Seidenberg, P.L., & Bernstein, D.K. (1986). The comprehension of similes and metaphors by learning disabled and nonlearning-disabled children. Language, Speech, and Hearing Services in Schools, 17, 219-229.



Linda Bowers


Linda Bowers, M.A., SLP, is co-owner, co-founder, and researcher for LinguiSystems since 1977.  She loves to cook, travel, and be with friends and family.  She is the proud mother and grandmother of a wonderful daughter and two wickedly funny grandsons.


Our Word Feast Series is one of those therapy beasts that takes on a life of its own.  This third-in-the-series book has grown into a full-on whopper of figurative language, meant to tickle, teach, and titillate your students into learning colorful language (the good kind!) with gusto.  Gone are the worksheets of yore.  In with the pages of fun activities that will ramp up the enthusiasm only youth can show over learning new figurative language with which they can manipulate their ever-challenging environment. 


When we wrote the first two Word Feasts, we based them largely on the work of Beck, McKeown, and Kucan.  Their research, presented in Bringing Words to Life (2002), has inspired many other researchers and teachers to test the theory that more might be better.  By more I mean more challenge, more meaning, more color, and earnestness in presenting language to students to ingest, taste, and savor.  I wanted to challenge the notion that our students with language and learning disorders can't learn figurative language because it's too abstract, representational, and obtuse.  I wanted to find a way to capture their innate curiosity about the world and transfer that curiosity into discovering our bountiful language. 

The sixteen lessons presented in this book are divided into student-friendly themes.  Some themes are repeated because there are so many examples of figurative language in the themes that they deserved more exposure.  Within each lesson are metaphors, similes, hyperboles, idioms, clichés, alliterations, onomatopoeia, and personifications.  The lessons don't teach these types of figurative language per se.  Instead, the focus is on making the expressions so easy to understand and appealing that they will become a part of a student's automatic language repertoire.  In short, I really don't care if a student can tell a metaphor from a simile.  I just want the student to crave learning more.


Learning Activities
Each lesson follows a consistent pattern, more or less, of reading and thinking exercises which enhances learning by removing any question of unpredictability.  The lessons follow this formula with some exceptions:

  • Page 1:  New figurative language list, teaching tips, and activating knowledge
  • Page 2:  One or two reading passages
  • Page 3:  More reading passages or the start of the explanation of meanings
  • Page 4:  Continuation of meanings
  • Page 5:  Making Associations and other thinking activities
  • Page 6:  Finish the Thought and other thinking activities
  • Page 7:  In Your Own Words and other thinking activities

This formula will allow your students ample practice investigating and using their new figurative language and will allow you to expand the activities with your own creativity. 

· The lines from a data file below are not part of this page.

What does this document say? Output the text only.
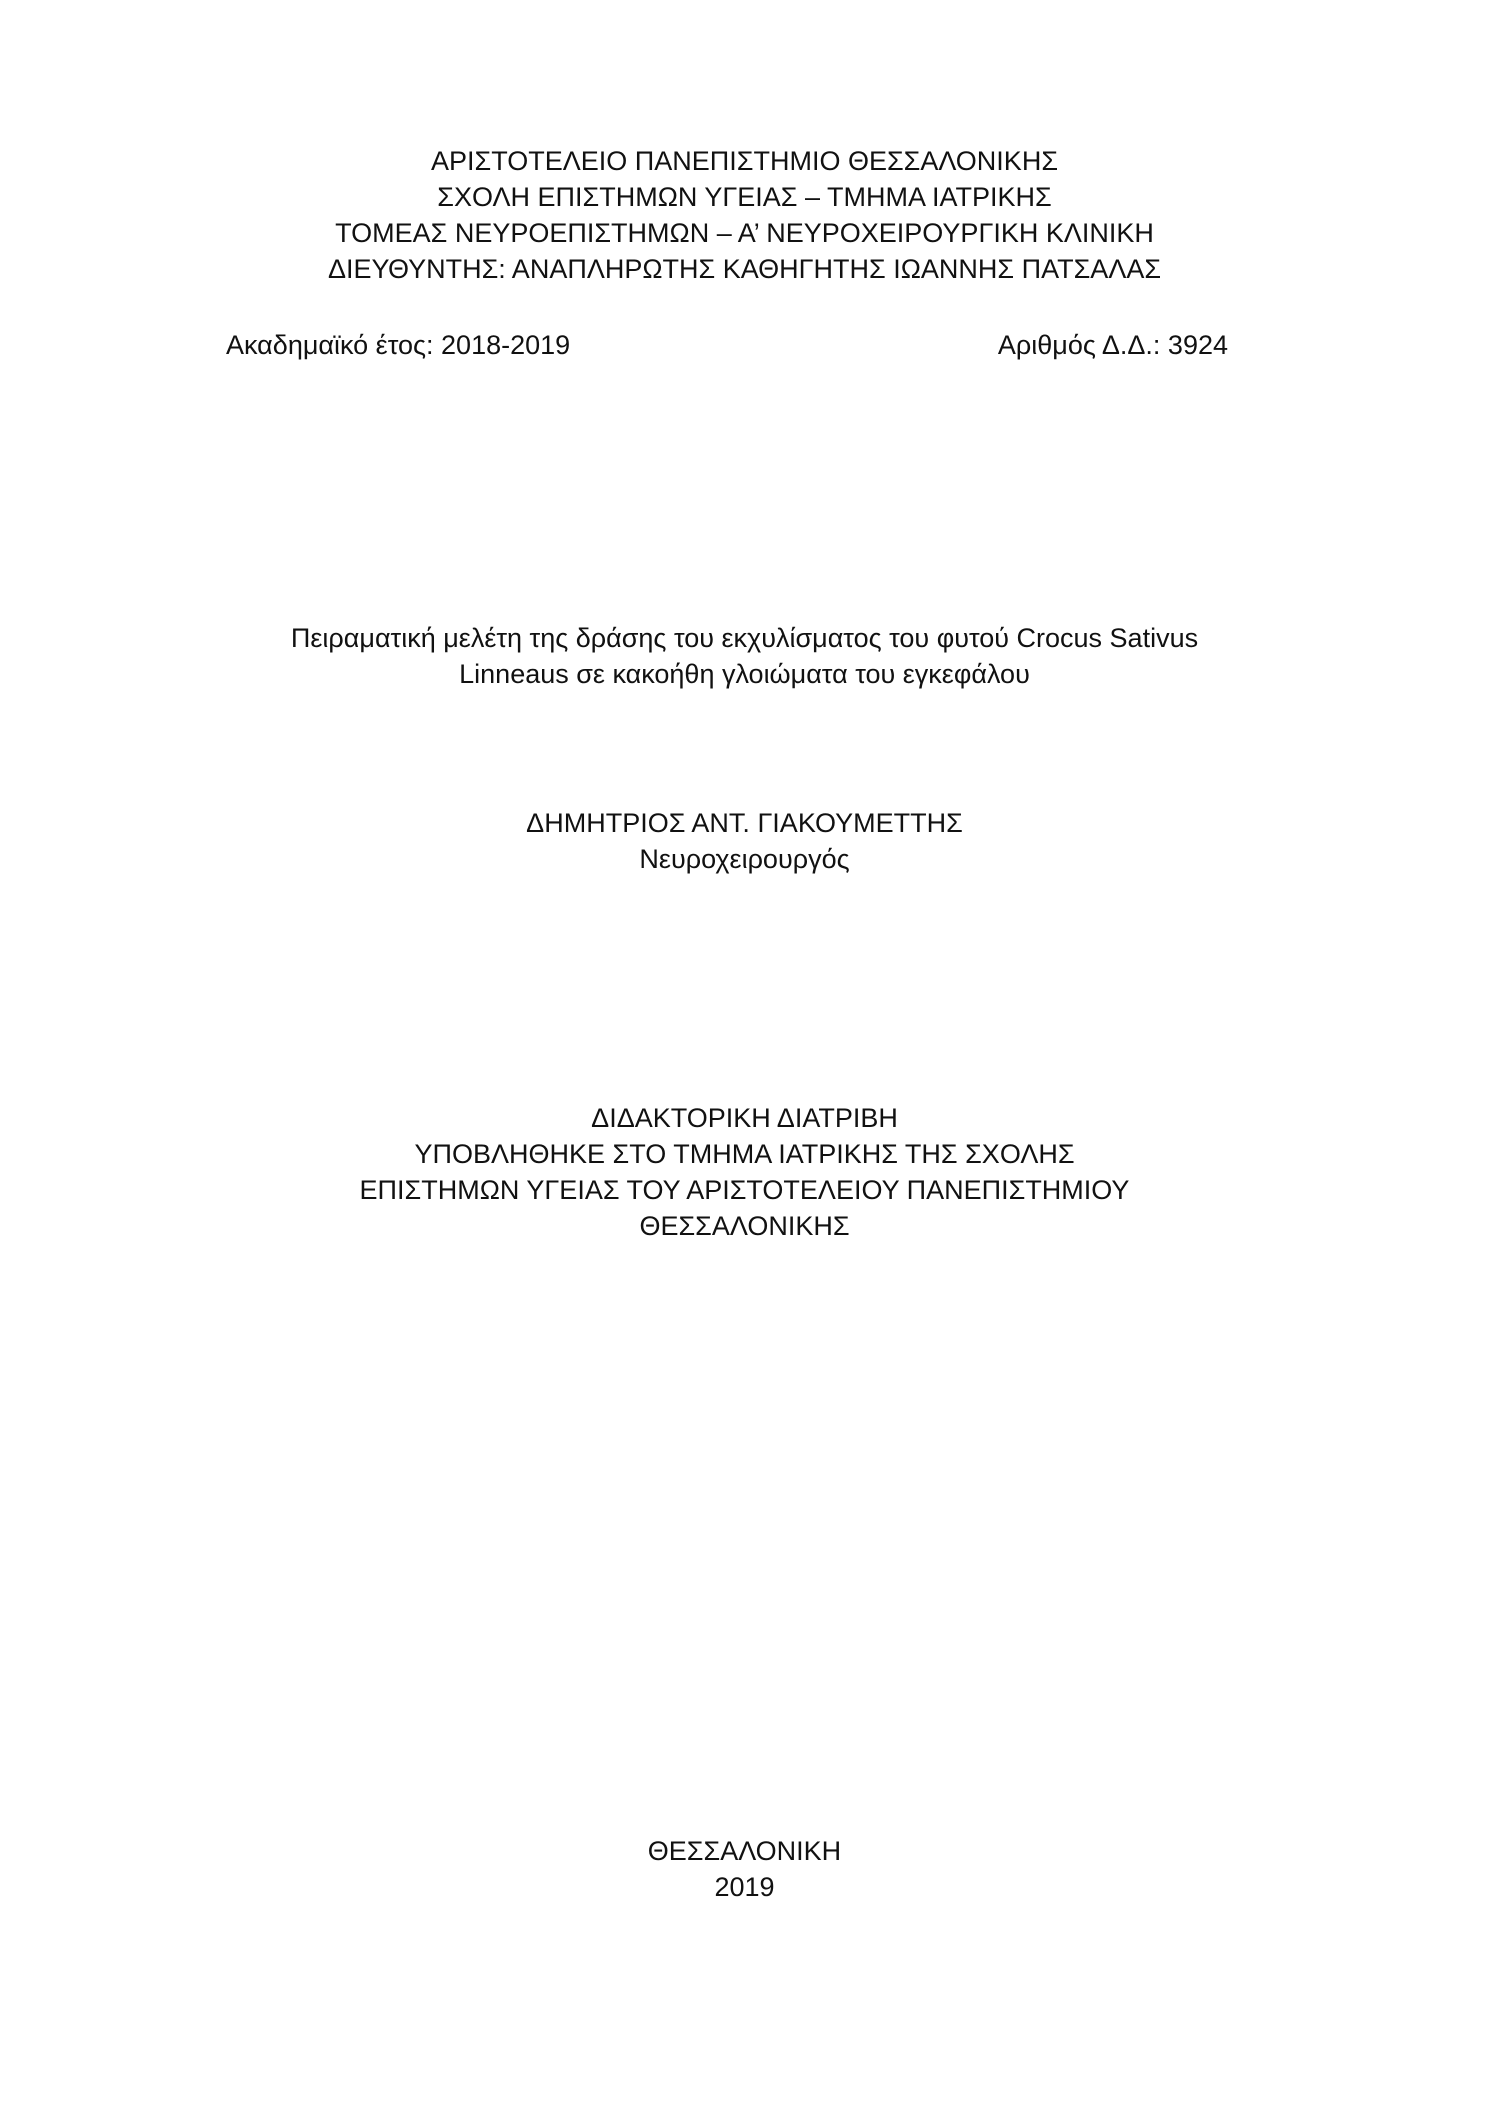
ΑΡΙΣΤΟΤΕΛΕΙΟ ΠΑΝΕΠΙΣΤΗΜΙΟ ΘΕΣΣΑΛΟΝΙΚΗΣ
ΣΧΟΛΗ ΕΠΙΣΤΗΜΩΝ ΥΓΕΙΑΣ – ΤΜΗΜΑ ΙΑΤΡΙΚΗΣ
ΤΟΜΕΑΣ ΝΕΥΡΟΕΠΙΣΤΗΜΩΝ – Α’ ΝΕΥΡΟΧΕΙΡΟΥΡΓΙΚΗ ΚΛΙΝΙΚΗ
ΔΙΕΥΘΥΝΤΗΣ: ΑΝΑΠΛΗΡΩΤΗΣ ΚΑΘΗΓΗΤΗΣ ΙΩΑΝΝΗΣ ΠΑΤΣΑΛΑΣ
Ακαδημαϊκό έτος: 2018-2019	Αριθμός Δ.Δ.: 3924
Πειραματική μελέτη της δράσης του εκχυλίσματος του φυτού Crocus Sativus
Linneaus σε κακοήθη γλοιώματα του εγκεφάλου
ΔΗΜΗΤΡΙΟΣ ΑΝΤ. ΓΙΑΚΟΥΜΕΤΤΗΣ
Νευροχειρουργός
ΔΙΔΑΚΤΟΡΙΚΗ ΔΙΑΤΡΙΒΗ
ΥΠΟΒΛΗΘΗΚΕ ΣΤΟ ΤΜΗΜΑ ΙΑΤΡΙΚΗΣ ΤΗΣ ΣΧΟΛΗΣ
ΕΠΙΣΤΗΜΩΝ ΥΓΕΙΑΣ ΤΟΥ ΑΡΙΣΤΟΤΕΛΕΙΟΥ ΠΑΝΕΠΙΣΤΗΜΙΟΥ
ΘΕΣΣΑΛΟΝΙΚΗΣ
ΘΕΣΣΑΛΟΝΙΚΗ
2019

Common Core State Standards
By grade 2, students are expected to understand and use alliteration.  By grade 3, students are gleaning meaning of expressions from context clues in narratives (especially fables, folktales, and myths) and poetry.  Grade 4 advances these skills by incorporating dramatization.  Figurative language takes a major role in making 4th grade drama and poetry more accessible to students.  Grades 5, 6, and 7 further promote the understanding and use of figurative language by emphasizing metaphors and similes while reading historical fiction and expository writing. 


SLP as Teacher and Cheerleader
Remember to read all the passages aloud to your students and pour on the enthusiasm and exaggeration.  Because our students may not readily "get" suprasegmentals, it's important to start each lesson this way.  As students become more familiar with figurative language, you can dial down the hambone routine!  Most of all, have fun with these lessons and make them your own.  Do whatever strikes your fancy as long as you engage your students in learning and embracing this most colorful aspect of our language.